Because DNA strands are directional from nucleotide residue point of view running running from the 5' end to the 3' end, the two complementary DNA strands separated by the replication fork are actually running opposite directions. The forked strand that runs in the same direction as the forking process is called the leading strand. The other forked strand that runs in the opposite direction as the forking process is called the lagging strand.

3. Binding of RNA Primers - For the leading strand, a short complementary RNA called primer is paired to the beginning of the strand to form the beginning chunk of the new double helix DNA structure.

For the lagging strand, many short complementary RNA primers are paired to the strand with short gaps (only several bases wide) to form separated chunks of the new double helix DNA structure.

RNA primers are generated by special enzymes called DNA primases.

4. Elongation Process - For the leading strand, a special enzyme called DNA polymerase pairs complementary nucleotides continuously one by one from beginning double helix chunk created by the RNA primer to grow the new double helix DNA structure.

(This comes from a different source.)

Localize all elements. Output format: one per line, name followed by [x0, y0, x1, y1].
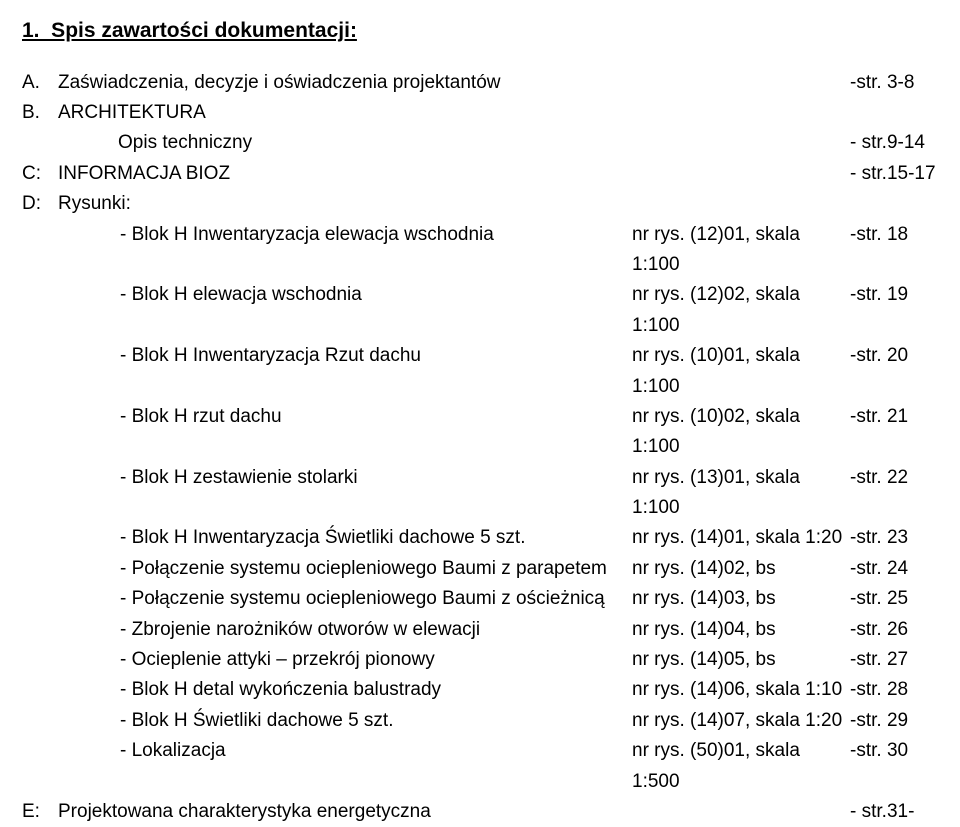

For the lagging strand, DNA polymerases pairs complementary DNA pieces called Okazaki fragments into the gaps between double helix chunks created RNA primers to grow the new double helix DNA structure.

5. Termination - Once the Elongation Process is completed on both leading strand and lagging strand, the new formed complementary strands goes through a 4-step termination process.

Removing RNA primers - A special enzyme called exonuclease removes all RNA primers on both newly formed strands and replaces them with appropriate nucleotides.
Proofreading - Another exonuclease “proofreads” the newly formed strands to check, remove and replace any errors.
Joining Okazaki Fragments - A special enzyme called DNA ligase joins Okazaki fragments paired to the lagging strand together to complete the new double helix DNA structure.
Adding Telomeres - A special enzyme called telomerase catalyzes the synthesis of telomere sequences at the end of newly formed DNA strands as protective caps to prevent chromosomes fusing.

5. Coiling and Packaging - Two original DNA strands and their newly formed complementary strands are coiled into their double helix structures. Then they are packaged back to two identical chromosomes to end the entire DNA replication process.